The stupa was filled with human skulls and even the victims' clothes were displayed. Babies were allegedly bashed against a huge tree to kill them.

Clothes from victims

One of the signs in Cheoung-Ek
A museum was erected on the corner of the site, and it contained more information about the atrocities committed by the Khmer Rouge.

15 kilometers from Cheoung Ek, was the Tuol Sleng S-21 Genocide Prison, the next place we visited. Tuol Sleng was formerly a school, before its classrooms were turned to torture chambers by the Khmer Rouge.

The gallows in Tuol Sleng
Some rooms contained the photos of the last prisoner to die in the room, before the Vietnamese army invaded Cambodia and ousted the Khmer Rouge. Rows upon rows of mug shots of the victims were displayed in the museum, and some photos were of children.

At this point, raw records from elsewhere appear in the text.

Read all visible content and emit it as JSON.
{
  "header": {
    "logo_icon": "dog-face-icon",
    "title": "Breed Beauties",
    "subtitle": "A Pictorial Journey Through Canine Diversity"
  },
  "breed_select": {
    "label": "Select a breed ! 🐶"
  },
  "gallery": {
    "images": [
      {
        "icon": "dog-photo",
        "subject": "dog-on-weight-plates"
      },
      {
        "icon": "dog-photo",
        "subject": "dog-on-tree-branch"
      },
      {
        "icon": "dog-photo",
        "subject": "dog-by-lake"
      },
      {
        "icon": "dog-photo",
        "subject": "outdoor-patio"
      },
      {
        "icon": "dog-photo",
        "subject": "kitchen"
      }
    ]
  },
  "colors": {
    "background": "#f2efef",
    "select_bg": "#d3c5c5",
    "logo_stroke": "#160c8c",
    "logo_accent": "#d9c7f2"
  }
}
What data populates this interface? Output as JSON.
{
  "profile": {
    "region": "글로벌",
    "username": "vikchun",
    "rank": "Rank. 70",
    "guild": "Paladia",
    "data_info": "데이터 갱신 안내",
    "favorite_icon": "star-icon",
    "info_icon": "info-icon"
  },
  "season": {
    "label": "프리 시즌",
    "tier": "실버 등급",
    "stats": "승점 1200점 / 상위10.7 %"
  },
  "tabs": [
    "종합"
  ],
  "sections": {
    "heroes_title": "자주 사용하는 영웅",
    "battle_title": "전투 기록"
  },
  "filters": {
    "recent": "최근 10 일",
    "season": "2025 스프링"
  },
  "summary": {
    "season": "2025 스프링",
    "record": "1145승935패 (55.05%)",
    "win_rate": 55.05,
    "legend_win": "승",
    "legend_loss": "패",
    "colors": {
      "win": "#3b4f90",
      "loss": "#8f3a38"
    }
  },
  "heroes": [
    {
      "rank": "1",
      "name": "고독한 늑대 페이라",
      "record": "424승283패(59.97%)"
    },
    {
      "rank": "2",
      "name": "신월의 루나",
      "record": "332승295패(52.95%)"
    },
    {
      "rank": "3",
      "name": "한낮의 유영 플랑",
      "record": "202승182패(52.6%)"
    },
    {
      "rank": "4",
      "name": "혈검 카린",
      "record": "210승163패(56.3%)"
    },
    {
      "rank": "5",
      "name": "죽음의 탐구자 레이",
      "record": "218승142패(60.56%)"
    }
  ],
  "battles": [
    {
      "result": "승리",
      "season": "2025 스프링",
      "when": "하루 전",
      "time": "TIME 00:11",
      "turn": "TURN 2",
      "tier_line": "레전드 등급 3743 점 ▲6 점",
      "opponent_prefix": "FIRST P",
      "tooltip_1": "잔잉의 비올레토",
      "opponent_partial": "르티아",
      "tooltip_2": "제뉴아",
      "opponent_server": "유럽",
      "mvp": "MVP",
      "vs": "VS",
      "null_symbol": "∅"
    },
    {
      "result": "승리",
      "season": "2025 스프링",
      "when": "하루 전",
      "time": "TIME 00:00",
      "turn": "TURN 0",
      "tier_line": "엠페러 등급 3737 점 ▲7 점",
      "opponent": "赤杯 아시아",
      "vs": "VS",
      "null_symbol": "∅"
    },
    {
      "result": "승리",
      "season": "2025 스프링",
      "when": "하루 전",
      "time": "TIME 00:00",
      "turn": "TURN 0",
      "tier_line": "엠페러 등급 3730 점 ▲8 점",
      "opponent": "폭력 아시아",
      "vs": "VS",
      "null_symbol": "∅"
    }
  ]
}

A room with prisoner equipment and tools

The various torture equipment used to extract confessions from the prisoners are still left intact. They say the ghosts of the people who died here still haunt the buildings.

Barbed wires prevent inmates from jumping out and killing themselves.
Finally, with heavy thoughts, we returned back to the town proper to visit the National Musem.